3 Mutta kun Gibeonin asukkaat kuulivat, mitä Joosua oli tehnyt Jerikolle ja Aille,
4 niin hekin menettelivät viekkaasti: he menivät ja tekeytyivät lähettiläiksi, ottivat kuluneita säkkejä aasiensa selkään sekä kuluneita, repeytyneitä ja kiinnisolmeiltuja viinileilejä
5 ja panivat kuluneet, paikatut kengät jalkaansa ja kuluneet vaatteet päällensä; ja kaikki heidän eväsleipänsä olivat kuivia ja murentuneita.
10 ja kaiken, mitä hän teki niille kahdelle amorilaisten kuninkaalle, jotka asuivat tuolla puolella Jordanin, Siihonille, Hesbonin kuninkaalle, ja Oogille, Baasanin kuninkaalle, joka asui Astarotissa.
11 Sentähden sanoivat meille meidän vanhimpamme ja kaikki maamme asukkaat näin: 'Ottakaa evästä mukaanne matkalle ja menkää heitä vastaan ja sanokaa heille: Me olemme teidän palvelijanne, tehkää siis liitto meidän kanssamme'.
12 Tämä leipämme oli vielä lämmintä, kun kotoa otimme sen evääksi lähtiessämme matkalle teidän luoksenne, ja katso, nyt se on kuivaa ja murentunutta.
14 Niin miehet ottivat heidän evästänsä, mutta eivät kysyneet Herran mieltä.

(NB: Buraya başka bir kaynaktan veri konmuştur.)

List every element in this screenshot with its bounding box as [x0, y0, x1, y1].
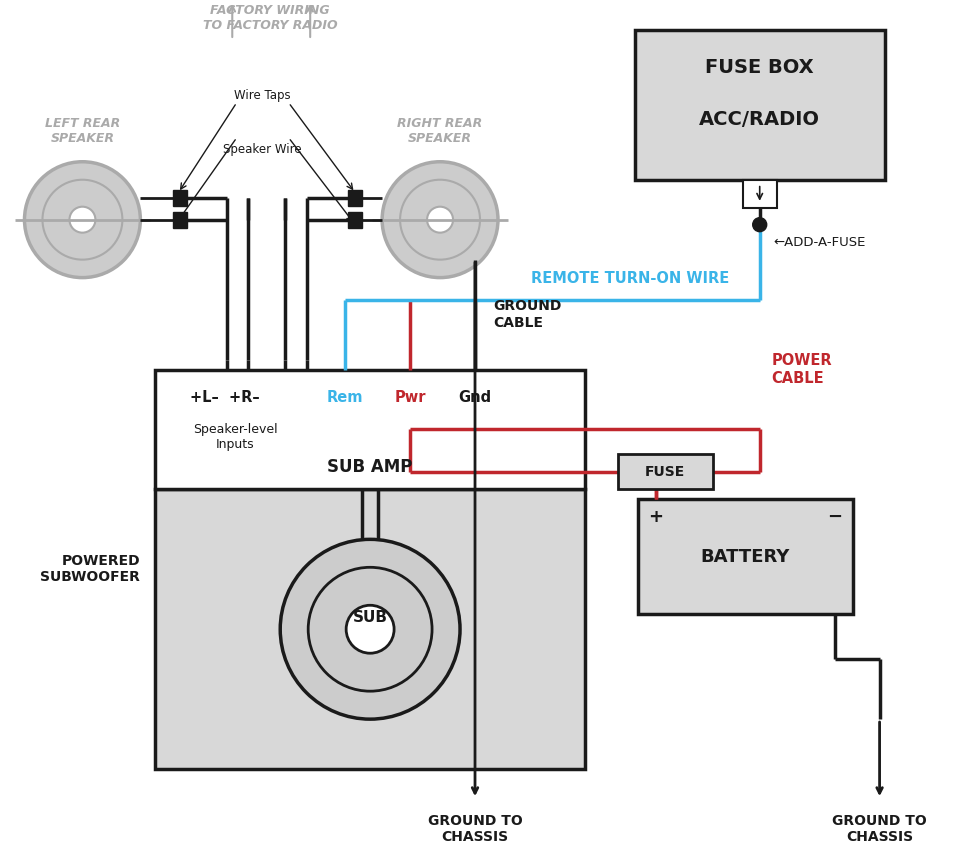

15 Niin Joosua takasi heille rauhan ja teki heidän kanssaan liiton, luvaten jättää heidät henkiin; ja kansan päämiehet vannoivat heille valan.
16 Mutta kolmen päivän kuluttua, sen jälkeen kuin liitto heidän kanssaan oli tehty, saatiin kuulla, että he olivat lähiseuduilta ja asuivat heidän keskellänsä.
17 Niin israelilaiset lähtivät liikkeelle ja tulivat kolmantena päivänä heidän kaupunkeihinsa; ja heidän kaupunkinsa olivat Gibeon, Kefira, Beerot ja Kirjat-Jearim.
18 Mutta israelilaiset eivät surmanneet heitä, sillä kansan päämiehet olivat vannoneet heille valan Herran, Israelin Jumalan, kautta. Ja koko seurakunta napisi päämiehiä vastaan.
26 Silloin hän teki heille näin: hän pelasti heidät israelilaisten käsistä, niin etteivät he heitä surmanneet.
27 Niin Joosua sinä päivänä määräsi heidät seurakunnan ja Herran alttarin halonhakkaajiksi ja vedenkantajiksi, aina tähän päivään asti, sitä paikkaa varten, jonka Herra oli valitseva.